The driver architecture is designed around two code paths:

  • the hot path is everything directly related to the execution of requests: encoding/decoding driver types to/from low-level binary payloads, and network I/O. This is where the driver spends most of its cycles in a typical application: when we have to make design tradeoffs, performance is always the priority. Hot code runs on 3 categories of threads:
    • your application’s thread for the construction of statements;
    • the driver’s “I/O” event loop group for encoding/decoding and network I/O. You can configure it with the options in
    • the driver’s “timer” thread for request timeouts and speculative executions. See datastax-java-driver.advanced.netty.timer.
  • the cold path is for all administrative tasks: managing the control connection, parsing metadata, reacting to cluster events (node going up/down, getting added/removed, etc), and scheduling periodic events (reconnections, reloading the configuration). Comparatively, these tasks happen less often, and are less critical (for example, stale schema metadata is not a blocker for request execution). They are scheduled on a separate “admin” event loop group, controlled by the options in datastax-java-driver.advanced.netty.admin-group.

By default, the number of I/O threads is set to Runtime.getRuntime().availableProcessors() * 2, and the number of admin threads to 2. It’s hard to give one-size-fits-all recommendations because every case is different, but you might want to try lowering I/O threads, especially if your application already creates a lot of threads on its side.

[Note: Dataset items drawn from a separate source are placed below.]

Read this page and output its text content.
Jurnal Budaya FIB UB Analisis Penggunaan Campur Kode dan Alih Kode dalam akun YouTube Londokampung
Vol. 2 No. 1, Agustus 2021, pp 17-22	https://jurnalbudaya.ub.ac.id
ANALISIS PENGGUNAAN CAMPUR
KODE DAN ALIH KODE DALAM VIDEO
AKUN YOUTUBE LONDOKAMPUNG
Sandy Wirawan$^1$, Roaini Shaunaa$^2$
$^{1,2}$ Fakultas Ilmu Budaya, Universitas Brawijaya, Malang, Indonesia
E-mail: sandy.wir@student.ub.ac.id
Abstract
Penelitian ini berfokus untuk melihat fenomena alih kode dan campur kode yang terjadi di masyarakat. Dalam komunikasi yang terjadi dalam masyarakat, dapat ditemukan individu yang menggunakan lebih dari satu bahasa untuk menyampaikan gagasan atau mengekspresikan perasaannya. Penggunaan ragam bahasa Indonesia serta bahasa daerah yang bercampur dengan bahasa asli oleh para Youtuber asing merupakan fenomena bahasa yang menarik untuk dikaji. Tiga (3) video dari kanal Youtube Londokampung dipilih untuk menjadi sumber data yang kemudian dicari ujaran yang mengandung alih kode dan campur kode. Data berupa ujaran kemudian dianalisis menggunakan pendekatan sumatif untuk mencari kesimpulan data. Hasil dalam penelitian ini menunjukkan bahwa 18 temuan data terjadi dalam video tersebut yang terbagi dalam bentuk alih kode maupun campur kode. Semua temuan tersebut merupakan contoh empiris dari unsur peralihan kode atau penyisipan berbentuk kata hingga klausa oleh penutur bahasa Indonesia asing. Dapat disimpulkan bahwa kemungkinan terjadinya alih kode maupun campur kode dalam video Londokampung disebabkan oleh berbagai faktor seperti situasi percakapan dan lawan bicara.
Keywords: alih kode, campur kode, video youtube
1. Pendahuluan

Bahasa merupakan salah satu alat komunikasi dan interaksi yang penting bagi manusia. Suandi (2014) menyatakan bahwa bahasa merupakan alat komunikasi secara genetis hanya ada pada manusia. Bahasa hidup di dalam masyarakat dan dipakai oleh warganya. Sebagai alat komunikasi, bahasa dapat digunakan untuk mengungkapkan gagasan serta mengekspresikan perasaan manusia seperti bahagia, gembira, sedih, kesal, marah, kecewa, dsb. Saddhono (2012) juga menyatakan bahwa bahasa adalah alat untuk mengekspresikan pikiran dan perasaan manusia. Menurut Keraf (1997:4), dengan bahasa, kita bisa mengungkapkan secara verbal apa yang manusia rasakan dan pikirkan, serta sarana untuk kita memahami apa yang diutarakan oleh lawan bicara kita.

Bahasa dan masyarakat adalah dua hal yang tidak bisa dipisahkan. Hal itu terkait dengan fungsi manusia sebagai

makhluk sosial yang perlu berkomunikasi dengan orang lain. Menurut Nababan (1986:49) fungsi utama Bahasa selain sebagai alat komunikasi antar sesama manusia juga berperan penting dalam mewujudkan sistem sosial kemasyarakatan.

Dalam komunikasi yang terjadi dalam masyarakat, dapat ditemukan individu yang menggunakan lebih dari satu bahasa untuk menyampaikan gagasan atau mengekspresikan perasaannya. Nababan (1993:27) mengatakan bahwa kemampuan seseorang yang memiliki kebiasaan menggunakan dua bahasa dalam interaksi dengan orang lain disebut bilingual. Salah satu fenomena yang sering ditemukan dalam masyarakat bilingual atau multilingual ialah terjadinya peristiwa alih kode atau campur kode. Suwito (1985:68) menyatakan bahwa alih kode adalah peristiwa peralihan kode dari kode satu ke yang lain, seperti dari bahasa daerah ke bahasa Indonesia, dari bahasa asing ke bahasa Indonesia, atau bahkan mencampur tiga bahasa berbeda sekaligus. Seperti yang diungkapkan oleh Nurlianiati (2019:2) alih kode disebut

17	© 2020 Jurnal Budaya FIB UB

Note that you can gain more fine-grained control over thread pools via the internal API (look at the NettyOptions interface). In particular, it is possible to reuse the same event loop group for I/O, admin tasks, and even your application code (the driver’s internal code is fully asynchronous so it will never block any thread). The timer is the only one that will have to stay on a separate thread.